After travelling midway between the boat and land, our driver announced we had run out of fuel. I have to admit that I found the whole trip rather adventurous and the situation somewhat hilarious. After waving to another boat to bring fuel, we managed to reach the shore, and I was able to sit and observe the majestic view before me.
A few tips you need to know when going to the villages in Moce:
- If you are a woman, no short dresses, skirts, or shorts and no vests.
- No braided hair or top buns, hair bands or sunglasses on your head.
- Prepare a sevusevu (waka) to present to the Ramasi (chief). As per customary protocol, any new visitors in the village must present it to get the official approval from the Ramasi.
- If you are there and it is a Sunday, you are expected to be present in the afternoon church service, which is the “Lotu ni Vanua”, a service dedicated to praying for the land and everyone in the village, and you are required to go up to introduce yourself and share a few words with the whole congregation.
- They use solar, so bring your powerbank. The only place that has internet is the school.
One of the things I liked best about exploring Moce was their sustainable way of life: the villagers use solar energy, they drink rainwater stored in tanks, fishing is prohibited in some areas, and they eat what they grow.
I stayed with was the principal and vice principal of Moce Secondary School. This beautiful couple made me feel so at home; and before long I felt like I had known them for so long.
Every night during my stay, their beautiful vatuniloa made from coconut leaves roofing was always filled, according to Vunise, fondly known as Vuni. She says, “It’s because you are here, the boys want to pauta.”
My days were spent doing some work, and my meals were all the ‘kusima’ my heart desired. I could have fish for breakfast, lunch, and dinner. On a Saturday, though, I woke up to lobsters freshly caught the night before, so it was lobster for breakfast, lunch, and dinner. I did not think of chicken at all. My husband called me later and asked me whether I was craving Wishbone or McDonald’s. My answer was an immediate ‘no’! I realised after that conversation that there is a certain sense of empowerment that fills me with not needing those fast food options, and understanding that it is easy to go without them.
The women of Moce are famously known for their tapa making. It is one of the major sources of income in the village, raking in more than $1000 a month. When there is a chief guest, all the women come together in the community hall to work on a big piece of masi together. There is a secondary and primary school, a community hall, a church and two villages on the island, Korotolu and Nasau.
But you have not completely stepped into Moce unless you visit Koroni. A 15-minute boat ride away, Koroni is a hidden paradise. With white sandy beaches, a beautiful landscape, and gorgeous turquoise and clear blue waters, how can we not fall in love with this place? We spotted about four baby sharks just swimming leisurely in the waters, our driver, Tua Mua saying, “It’s OK, you don’t bother them, and they won’t bother you.” This advice was at the back of our minds as we decided to jump off the famous rocky perch of Koroni into the clear blue waters. As I put on my swimming goggles, I watched the fish swim towards me curiously.

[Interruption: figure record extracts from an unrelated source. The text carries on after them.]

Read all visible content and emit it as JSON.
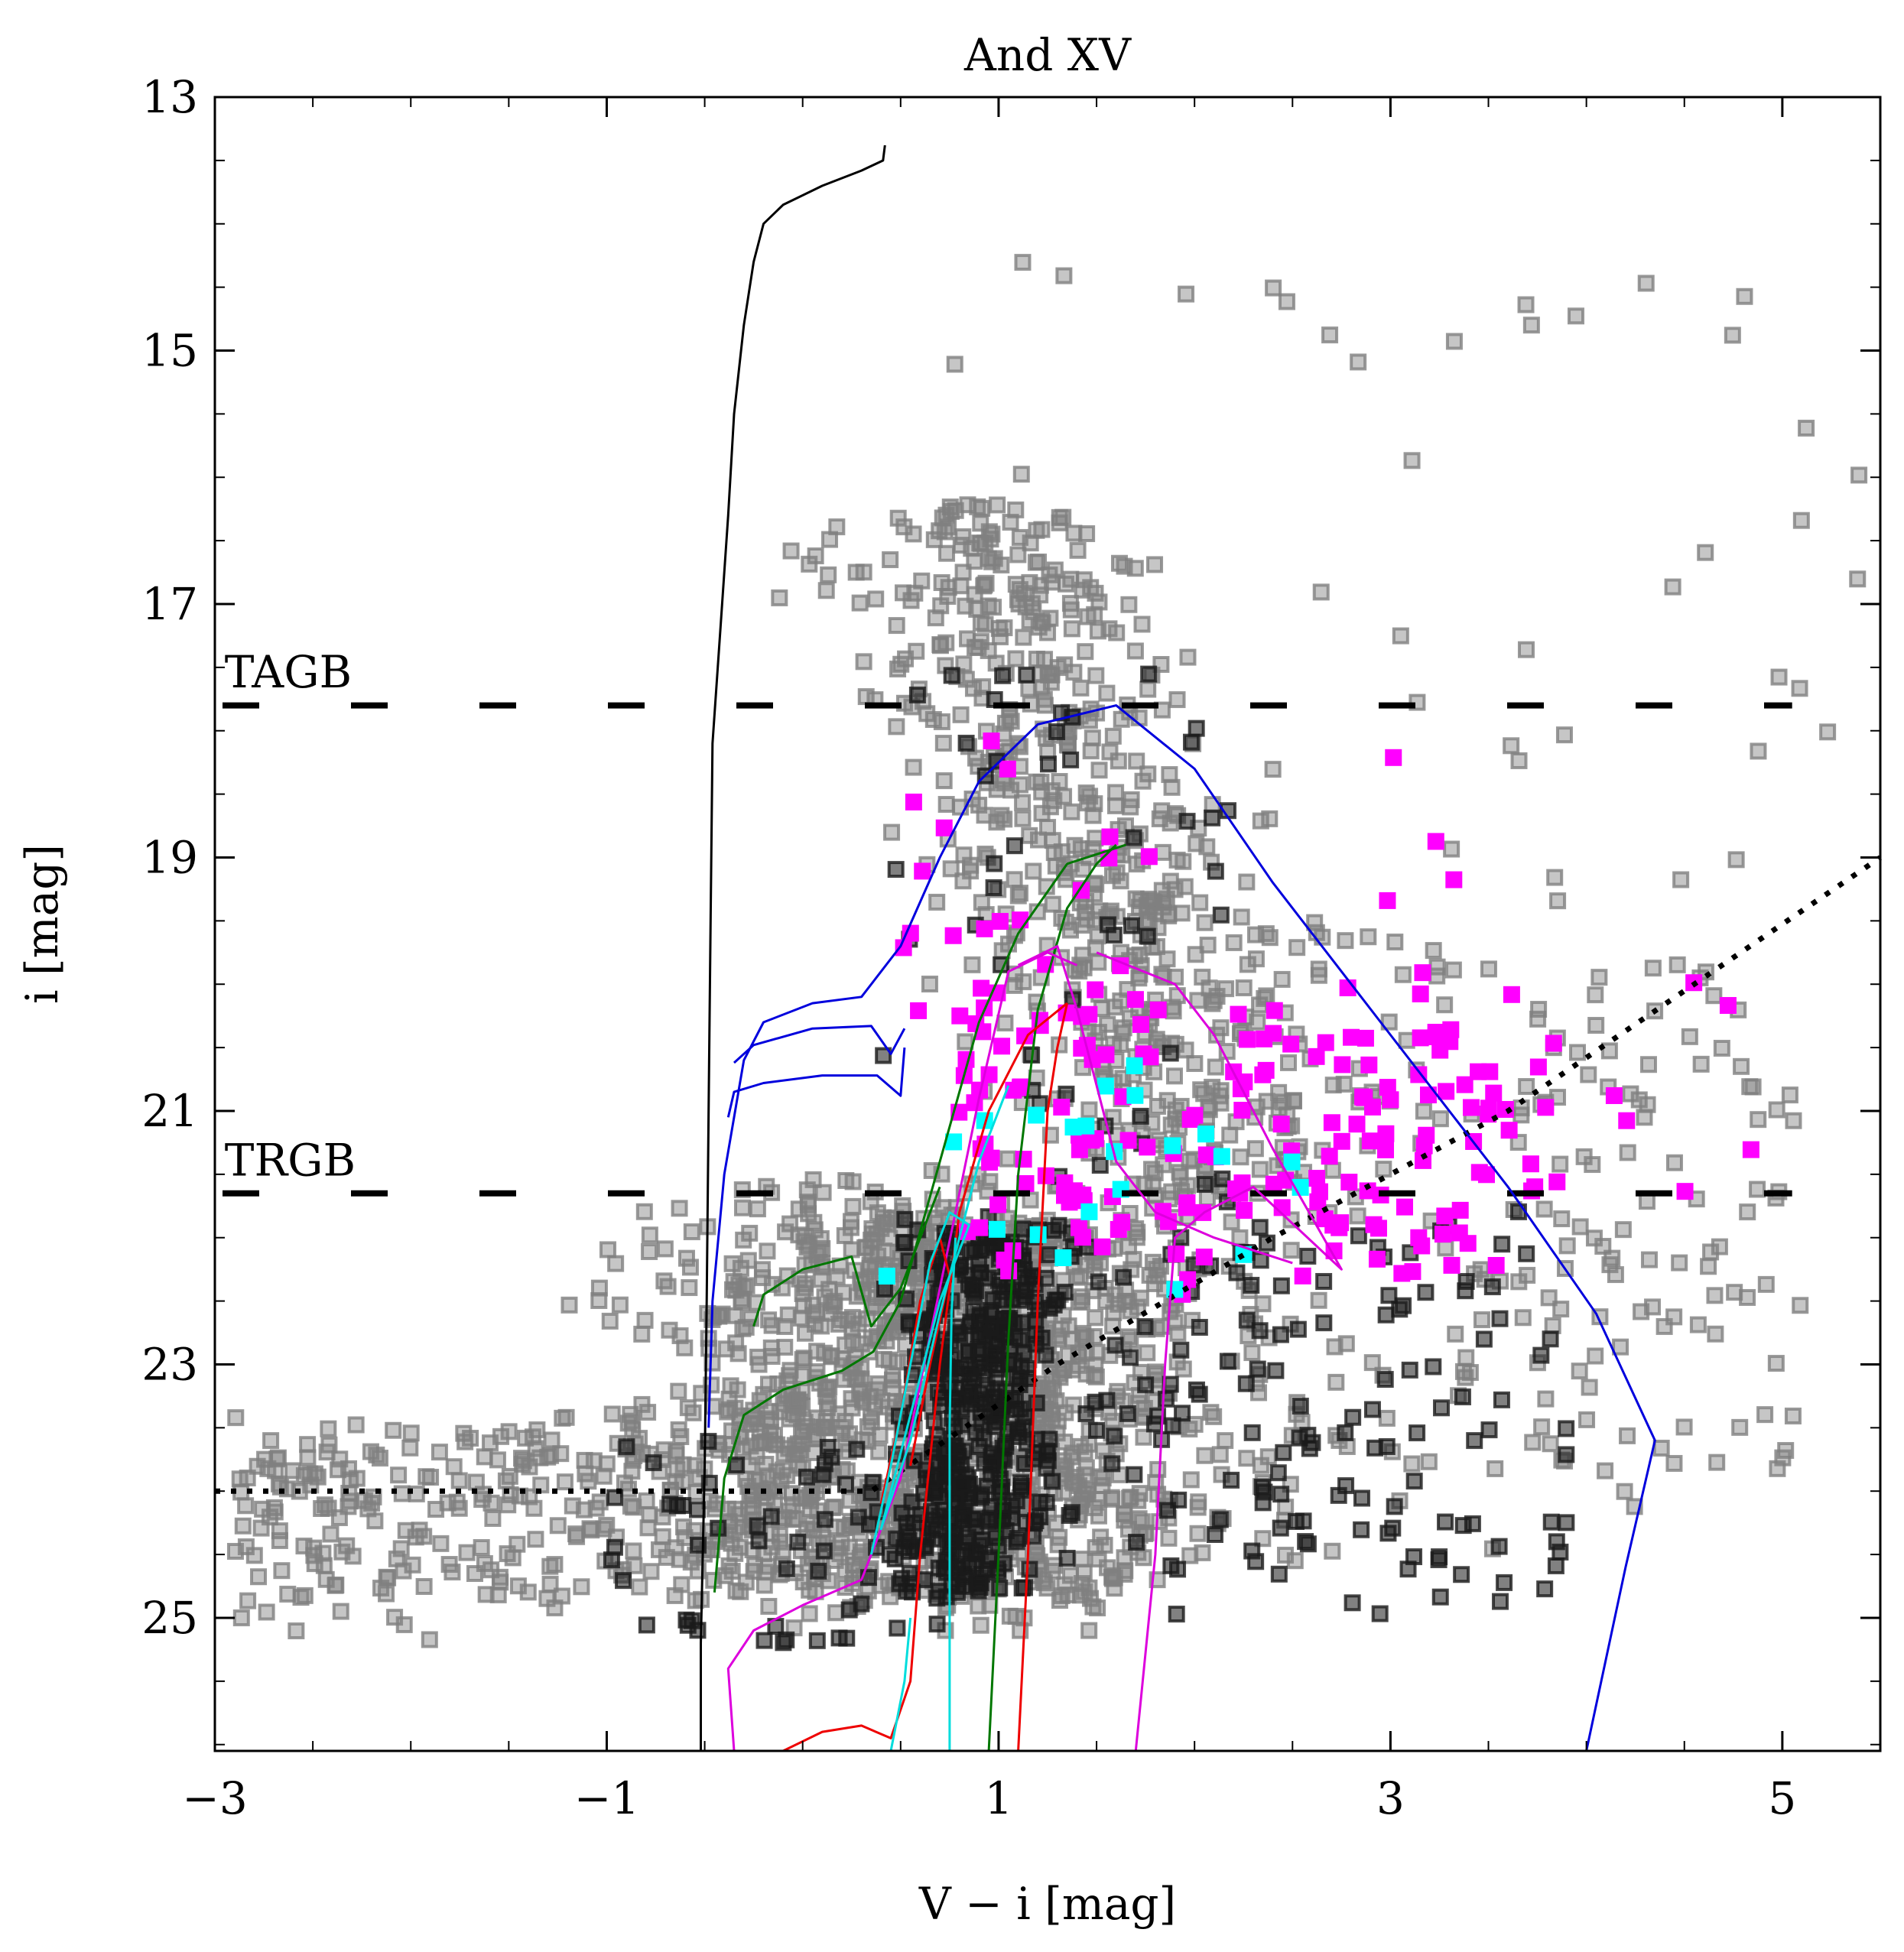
{
  "chart_data": {
    "type": "scatter",
    "title": "And XV",
    "xlabel": "V − i [mag]",
    "ylabel": "i [mag]",
    "xlim": [
      -3,
      5.5
    ],
    "ylim": [
      26.05,
      13
    ],
    "y_inverted": true,
    "grid": false,
    "legend": "none",
    "x_ticks": [
      -3,
      -1,
      1,
      3,
      5
    ],
    "x_tick_labels": [
      "−3",
      "−1",
      "1",
      "3",
      "5"
    ],
    "y_ticks": [
      13,
      15,
      17,
      19,
      21,
      23,
      25
    ],
    "y_tick_labels": [
      "13",
      "15",
      "17",
      "19",
      "21",
      "23",
      "25"
    ],
    "annotations": [
      {
        "text": "TAGB",
        "x": -2.95,
        "y": 17.55
      },
      {
        "text": "TRGB",
        "x": -2.95,
        "y": 21.4
      }
    ],
    "reference_lines": [
      {
        "kind": "dashed",
        "y": 17.8,
        "x": [
          -3,
          5.05
        ],
        "color": "#000000"
      },
      {
        "kind": "dashed",
        "y": 21.65,
        "x": [
          -3,
          5.05
        ],
        "color": "#000000"
      },
      {
        "kind": "dotted",
        "points": [
          [
            -3,
            24.0
          ],
          [
            0.35,
            24.0
          ],
          [
            1.3,
            23.0
          ],
          [
            2.4,
            22.0
          ],
          [
            3.6,
            21.0
          ],
          [
            5.5,
            19.0
          ]
        ],
        "color": "#000000"
      }
    ],
    "isochrones": [
      {
        "color": "#000000",
        "points": [
          [
            0.42,
            13.38
          ],
          [
            0.41,
            13.5
          ],
          [
            0.3,
            13.58
          ],
          [
            0.1,
            13.7
          ],
          [
            -0.1,
            13.85
          ],
          [
            -0.2,
            14.0
          ],
          [
            -0.25,
            14.3
          ],
          [
            -0.3,
            14.8
          ],
          [
            -0.35,
            15.5
          ],
          [
            -0.38,
            16.3
          ],
          [
            -0.42,
            17.2
          ],
          [
            -0.46,
            18.1
          ],
          [
            -0.47,
            19.5
          ],
          [
            -0.48,
            21.0
          ],
          [
            -0.49,
            22.5
          ],
          [
            -0.5,
            23.8
          ],
          [
            -0.52,
            25.2
          ],
          [
            -0.52,
            26.05
          ]
        ]
      },
      {
        "color": "#0000dd",
        "points": [
          [
            -0.48,
            23.5
          ],
          [
            -0.46,
            22.5
          ],
          [
            -0.4,
            21.5
          ],
          [
            -0.35,
            21.05
          ],
          [
            -0.3,
            20.6
          ],
          [
            -0.2,
            20.3
          ],
          [
            0.05,
            20.15
          ],
          [
            0.3,
            20.1
          ],
          [
            0.5,
            19.7
          ],
          [
            0.7,
            19.0
          ],
          [
            0.9,
            18.4
          ],
          [
            1.2,
            17.95
          ],
          [
            1.6,
            17.8
          ],
          [
            2.0,
            18.3
          ],
          [
            2.4,
            19.2
          ],
          [
            3.0,
            20.4
          ],
          [
            3.6,
            21.6
          ],
          [
            4.05,
            22.6
          ],
          [
            4.35,
            23.6
          ],
          [
            4.2,
            24.6
          ],
          [
            4.0,
            26.05
          ]
        ]
      },
      {
        "color": "#0000dd",
        "points": [
          [
            -0.38,
            21.05
          ],
          [
            -0.35,
            20.85
          ],
          [
            -0.2,
            20.78
          ],
          [
            0.1,
            20.72
          ],
          [
            0.38,
            20.72
          ],
          [
            0.5,
            20.88
          ],
          [
            0.52,
            20.5
          ]
        ]
      },
      {
        "color": "#0000dd",
        "points": [
          [
            -0.35,
            20.62
          ],
          [
            -0.25,
            20.48
          ],
          [
            0.05,
            20.35
          ],
          [
            0.35,
            20.33
          ],
          [
            0.45,
            20.55
          ],
          [
            0.52,
            20.35
          ]
        ]
      },
      {
        "color": "#007700",
        "points": [
          [
            -0.45,
            24.8
          ],
          [
            -0.4,
            23.9
          ],
          [
            -0.3,
            23.4
          ],
          [
            -0.1,
            23.2
          ],
          [
            0.2,
            23.05
          ],
          [
            0.36,
            22.9
          ],
          [
            0.5,
            22.5
          ],
          [
            0.7,
            21.4
          ],
          [
            0.9,
            20.3
          ],
          [
            1.1,
            19.6
          ],
          [
            1.35,
            19.05
          ],
          [
            1.65,
            18.9
          ]
        ]
      },
      {
        "color": "#007700",
        "points": [
          [
            -0.25,
            22.7
          ],
          [
            -0.2,
            22.45
          ],
          [
            0.0,
            22.25
          ],
          [
            0.25,
            22.15
          ],
          [
            0.35,
            22.7
          ],
          [
            0.5,
            22.4
          ],
          [
            0.7,
            21.6
          ]
        ]
      },
      {
        "color": "#007700",
        "points": [
          [
            0.95,
            26.05
          ],
          [
            1.0,
            24.5
          ],
          [
            1.05,
            22.8
          ],
          [
            1.1,
            21.5
          ],
          [
            1.2,
            20.2
          ],
          [
            1.35,
            19.4
          ],
          [
            1.5,
            19.05
          ],
          [
            1.6,
            18.9
          ]
        ]
      },
      {
        "color": "#dd00dd",
        "points": [
          [
            -0.35,
            26.05
          ],
          [
            -0.38,
            25.4
          ],
          [
            -0.25,
            25.1
          ],
          [
            0.0,
            24.9
          ],
          [
            0.3,
            24.7
          ],
          [
            0.5,
            23.9
          ],
          [
            0.7,
            22.4
          ],
          [
            0.9,
            20.9
          ],
          [
            1.05,
            19.9
          ],
          [
            1.25,
            19.75
          ],
          [
            1.4,
            19.85
          ]
        ]
      },
      {
        "color": "#dd00dd",
        "points": [
          [
            1.7,
            26.05
          ],
          [
            1.8,
            24.5
          ],
          [
            1.85,
            23.0
          ],
          [
            1.9,
            22.0
          ],
          [
            2.05,
            21.8
          ],
          [
            2.3,
            21.6
          ],
          [
            2.75,
            22.25
          ],
          [
            2.4,
            21.3
          ],
          [
            2.1,
            20.4
          ],
          [
            1.9,
            20.0
          ],
          [
            1.5,
            19.75
          ]
        ]
      },
      {
        "color": "#dd00dd",
        "points": [
          [
            1.1,
            19.85
          ],
          [
            1.3,
            19.7
          ],
          [
            1.4,
            20.2
          ],
          [
            1.5,
            20.8
          ],
          [
            1.6,
            21.4
          ],
          [
            1.8,
            21.8
          ],
          [
            2.1,
            22.0
          ],
          [
            2.5,
            22.2
          ]
        ]
      },
      {
        "color": "#ee0000",
        "points": [
          [
            -0.1,
            26.05
          ],
          [
            0.1,
            25.9
          ],
          [
            0.3,
            25.85
          ],
          [
            0.45,
            25.95
          ],
          [
            0.55,
            25.5
          ],
          [
            0.6,
            24.5
          ],
          [
            0.7,
            23.0
          ],
          [
            0.8,
            21.8
          ],
          [
            0.95,
            21.0
          ],
          [
            1.15,
            20.4
          ],
          [
            1.35,
            20.15
          ]
        ]
      },
      {
        "color": "#ee0000",
        "points": [
          [
            1.1,
            26.05
          ],
          [
            1.15,
            24.5
          ],
          [
            1.2,
            22.5
          ],
          [
            1.25,
            21.0
          ],
          [
            1.3,
            20.5
          ],
          [
            1.35,
            20.15
          ]
        ]
      },
      {
        "color": "#ee0000",
        "points": [
          [
            0.4,
            24.1
          ],
          [
            0.5,
            23.4
          ],
          [
            0.6,
            22.5
          ],
          [
            0.7,
            22.0
          ],
          [
            0.75,
            22.3
          ],
          [
            0.65,
            23.0
          ],
          [
            0.55,
            23.8
          ]
        ]
      },
      {
        "color": "#00dddd",
        "points": [
          [
            0.45,
            26.05
          ],
          [
            0.52,
            25.5
          ],
          [
            0.55,
            25.0
          ]
        ]
      },
      {
        "color": "#00dddd",
        "points": [
          [
            0.75,
            26.05
          ],
          [
            0.75,
            24.5
          ],
          [
            0.75,
            23.5
          ],
          [
            0.76,
            22.6
          ],
          [
            0.78,
            22.0
          ]
        ]
      },
      {
        "color": "#00dddd",
        "points": [
          [
            0.35,
            24.5
          ],
          [
            0.45,
            23.8
          ],
          [
            0.55,
            23.0
          ],
          [
            0.65,
            22.2
          ],
          [
            0.75,
            21.8
          ],
          [
            0.85,
            21.9
          ],
          [
            0.7,
            22.5
          ],
          [
            0.55,
            23.4
          ],
          [
            0.4,
            24.3
          ],
          [
            0.55,
            23.6
          ],
          [
            0.7,
            22.6
          ],
          [
            0.9,
            21.4
          ],
          [
            1.05,
            20.8
          ]
        ]
      }
    ],
    "series": [
      {
        "name": "",
        "color": "#808080",
        "marker": "square-outline",
        "n_points": 2500
      },
      {
        "name": "",
        "color": "#1a1a1a",
        "marker": "square-outline",
        "n_points": 700
      },
      {
        "name": "",
        "color": "#ff00ff",
        "marker": "square-filled",
        "n_points": 210
      },
      {
        "name": "",
        "color": "#00ffff",
        "marker": "square-filled",
        "n_points": 22
      }
    ]
  }
}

My days on Moce were filled with a lot of walking, interviewing, and bantering with the villagers. At night, we sat around the tanoa and talked about anything, from global challenges to those of the villages. Our endless banter around the tanoa, saw us dubbed the “bolabola crew.” I look around and I feel a bond that will forever cement my love for Moce and its people. Away from the total distraction of technology, I sit here enjoying a bowl or two and humbly thanking them for an adventure of a lifetime. As I said my farewell the next morning, ‘Moce Yani Moce’, and heard the ‘Isa isa’ and ‘Yanu, don’t forget us’, I knew that I left a piece of my heart on this beautiful island and I silently cried as I waved goodbye.